Coaching was certainly a different experience. It's tough balancing trying to perform well at tournaments while getting everyone reps. Planning practices is tough because you're trying to mix concepts and fundamentals with developing chemistry and playing. While I've done similar planning as a captain, it was a slightly different lens as a coach. Watching every rep and figuring out what's worth pointing out and what's not was not easy. I don't think I did a great job, but I improved through the year; I learned a lot and hope to have the opportunity again in the future.
EL: You’re obviously not the first to make the move from Austin to Dallas or vice-versa, and there have been all sorts of reasons why a player makes the switch. So I'd be remiss if I did not ask how you made the decision to sign with the Roughnecks for the 2020 season? What made Dallas the right fit for you this year?
CC: It was honestly a really hard decision. I was super loyal to Austin, so much that I actually reached out to Dallas about playing because some thought I wouldn't even consider switching. It came down to two things. Many of the players I grew up playing with, save for a few, were either not playing or playing for Dallas. Guys like Jerrod [Wolfe] and Jeff [Loskorn], who I looked up to and loved playing with, weren't there, and current teammates had made the switch. The other consideration was that I felt Dallas had a great chance of winning it all, and that I could fill a necessary gap in their personnel.
EL: Had you gotten to practice with your new Roughnecks teammates at all prior to the pandemic shutting ultimate down? If so, curious what your first impressions were?
CC: I had gone to tryouts and a couple practices before the shutdown. I was mostly just excited to play again, but the main difference was going from being in more of a leadership-type role to just being one of the guys and not having to think about much other than my play. I knew most of the guys from Doublewide, but there were still some new faces to get to know and connect with, which is always fun. I really liked the general vibe being similar to Doublewide, competitive and intense on the field, but low key and relaxed off.
EL: Simple one: what's your favorite game you've ever played in and why?

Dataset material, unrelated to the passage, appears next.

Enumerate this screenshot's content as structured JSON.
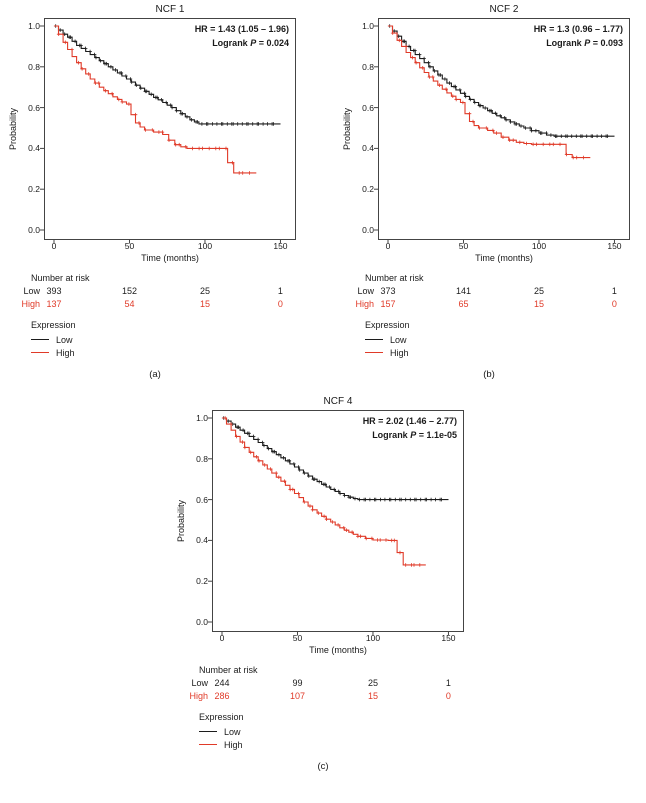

CC: Pool play game vs Pitt at College Nationals in 2015. They hadn't lost since like January of that year, and we truly believed we could beat them. It was an intense game, and I really loved matching up with Trent Dillon and Marcus Ranii-Dropcho. I had internally made the goal of winning our pool in the fall, and winning that game achieved that goal, which was really satisfying.
EL: What was your first reaction to the offseason news about AUDL realignment, particularly with your divisional opponents changing so significantly?
CC: California and Seattle are pretty, and I was excited to maybe spend an extra day in one of those cities.
EL: And lastly, who's your favorite lefty, and why?
CC: Manu Ginobili. Guy epitomizes putting the team first, always brought energy, and was so creative. Great role model, he's the reason I wear #20.